I rest a little in Oakland, and talk with a couple of bikers who I had pegged as “everydayers” long before talking to them. I know this because they are biking at least twice as fast as I dare to go. Kudos to those who regularly do this commute by bike or foot.
I decide I’ll walk my bike on the way back. I think I’d get a little less shaky-camera footage, and I want to see how long it will take. But even walking through with my bike is a challenge – I have to now fit my bike and my body next to each other. Because you can only access one of the sidewalks in the tube, you use it to go both directions. It causes tight squeezes during passing, but at least now my other sleeve will be equally blackened.
It actually is a little scarier coming from Oakland into Alameda, because you’ve got to travel against the flow of traffic.
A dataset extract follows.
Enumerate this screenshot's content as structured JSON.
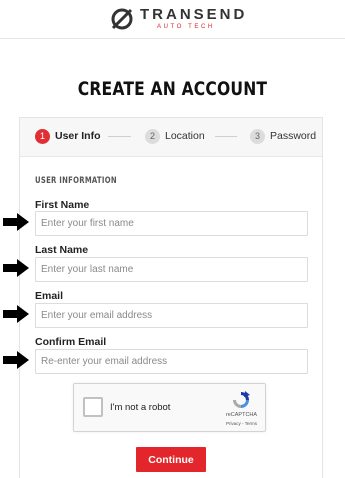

This gives you the feeling that you’re going faster than you really are, and when you have to actually witness how close those tall, big trucks come to the railing – well, let’s just say it is enough to make you wish you were someplace else.
My handlebars catch the railing a couple of times, and my pedal even clips it while I am walking – luckily this didn’t happen while I was riding.
It takes almost 17 minutes to walk it, and, in hindsight, was probably a bad decision. Though the video footage is better, my lungs are hurting; I spend the rest of the day wheezing. I had heard stories about the poor air quality in the tube, but I just thought maybe those people were more sensitive than I. Nope – it really was bad breathing, with lingering effects long after having emerged from the tube.
As a kid I remember a trip in New Hampshire – we got a bumper sticker that said “This car climbed Mt. Washington.” There was no one waiting for me at the Alameda portal with any stickers, but if there were, it would read “I biked the tube.” But first a shower, and then, hacking up a lung.
Editor's note: Alamedan videographer Donna Eyestone is a board member for Bike Walk Alameda.